If you are changing your menu, or if you just purchased a
restaurant, you should do a plate cost of each menu item.
Plate cost is the total input cost for a menu item. It really doesn’t matter if you are serving
a slice of pie on a plate, or several courses for carryout, you must know what
it costs you to present that menu item to your guest. You then divide that cost amount by your
selling price to calculate your plate cost.
After all, if you have a projected food cost for your
business, you have to know if each menu item helps you meet your
projection.
Admittedly, it is pretty simple to calculate the cost of
serving a slice of pie. You just start
with your cost for the whole pie, and then use the yield to calculate the cost
of each slice. If the cost of the whole
pie is $8.80 and it will yield 6 slices, then your plate cost is $1.47. If your menu cost is $3.95, your plate cost
is 37.13%.
Of course, it gets a bit more complicated if your bake your
own pies in the restaurant. In that case
you have to have a recipe that your baker follows, so you can add up all the
ingredient costs, to determine your cost for the pie. Then you can calculate your plate cost, using
the formula.
The same applies to your other menu items. You have to know the ingredient cost, so you
must have a recipe for each item on your menu.
If you don’t have a documented recipe then you can’t accurately
calculate your plate cost. Thus the
first step in calculating your plate cost for each menu item is to have a
recipe, a recipe that is followed for each serving of that menu item.
Of course, if your have a menu item that has several
different ingredients, then you are going to have some work to do, especially
if some of those ingredients have their own recipes. Say that you have a hamburger that is made
with your own special dressing. You must
calculate what a batch of your special dressing costs to make and then figure a
yield, then determine the input cost of that dressing for each hamburger that
you serve.
Reading this far, your immediate thought might be this
sounds like a LOT of work for a very low
payoff. Not really! First of all, if you have a typical menu you
probably have only about 45 to 60 menu items that would need to be costed
out. Second, most menu items have
several of the same ingredients, so once you determine the cost of that ingredient
portion, you can use that for every recipe.
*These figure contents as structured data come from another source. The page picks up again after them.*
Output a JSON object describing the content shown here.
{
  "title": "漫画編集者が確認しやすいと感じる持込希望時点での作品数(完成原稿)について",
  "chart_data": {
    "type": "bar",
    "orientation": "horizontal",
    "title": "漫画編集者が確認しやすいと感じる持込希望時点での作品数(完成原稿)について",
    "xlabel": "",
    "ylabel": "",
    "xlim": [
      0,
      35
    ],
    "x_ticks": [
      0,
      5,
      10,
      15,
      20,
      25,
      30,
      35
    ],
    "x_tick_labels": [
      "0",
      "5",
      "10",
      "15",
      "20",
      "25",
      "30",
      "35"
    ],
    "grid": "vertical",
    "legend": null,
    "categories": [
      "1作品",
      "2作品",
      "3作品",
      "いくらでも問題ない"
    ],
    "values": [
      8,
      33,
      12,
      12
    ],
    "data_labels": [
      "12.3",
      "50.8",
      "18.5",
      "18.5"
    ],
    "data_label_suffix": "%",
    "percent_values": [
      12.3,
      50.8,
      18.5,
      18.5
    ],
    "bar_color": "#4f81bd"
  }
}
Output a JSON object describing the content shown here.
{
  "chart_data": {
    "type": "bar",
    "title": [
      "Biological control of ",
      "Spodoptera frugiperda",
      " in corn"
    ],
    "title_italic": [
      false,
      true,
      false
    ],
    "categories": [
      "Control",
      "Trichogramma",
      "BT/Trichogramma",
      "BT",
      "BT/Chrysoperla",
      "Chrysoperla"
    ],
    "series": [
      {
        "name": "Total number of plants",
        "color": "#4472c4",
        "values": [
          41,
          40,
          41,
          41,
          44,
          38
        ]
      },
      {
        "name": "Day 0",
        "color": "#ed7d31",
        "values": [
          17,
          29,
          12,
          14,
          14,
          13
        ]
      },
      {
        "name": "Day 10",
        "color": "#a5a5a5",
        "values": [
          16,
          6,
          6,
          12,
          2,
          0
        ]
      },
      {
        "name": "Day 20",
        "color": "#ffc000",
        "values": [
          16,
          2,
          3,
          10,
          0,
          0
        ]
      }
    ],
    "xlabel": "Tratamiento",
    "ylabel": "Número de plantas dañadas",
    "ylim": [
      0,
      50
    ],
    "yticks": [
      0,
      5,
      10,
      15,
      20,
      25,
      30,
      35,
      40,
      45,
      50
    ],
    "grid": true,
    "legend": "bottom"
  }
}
The much bigger payoff is that you will know exactly how
much it costs you to serve that menu item and thus know if you are charging the
correct price for this item on your menu.
And you then can calculate exactly the contribution to profit.
If you don’t know, then you are just guessing. Guessing is not the way to run a successful
restaurant.
Now that you know the cost of each menu item, you have to
make sure that it priced to contribute to your profit.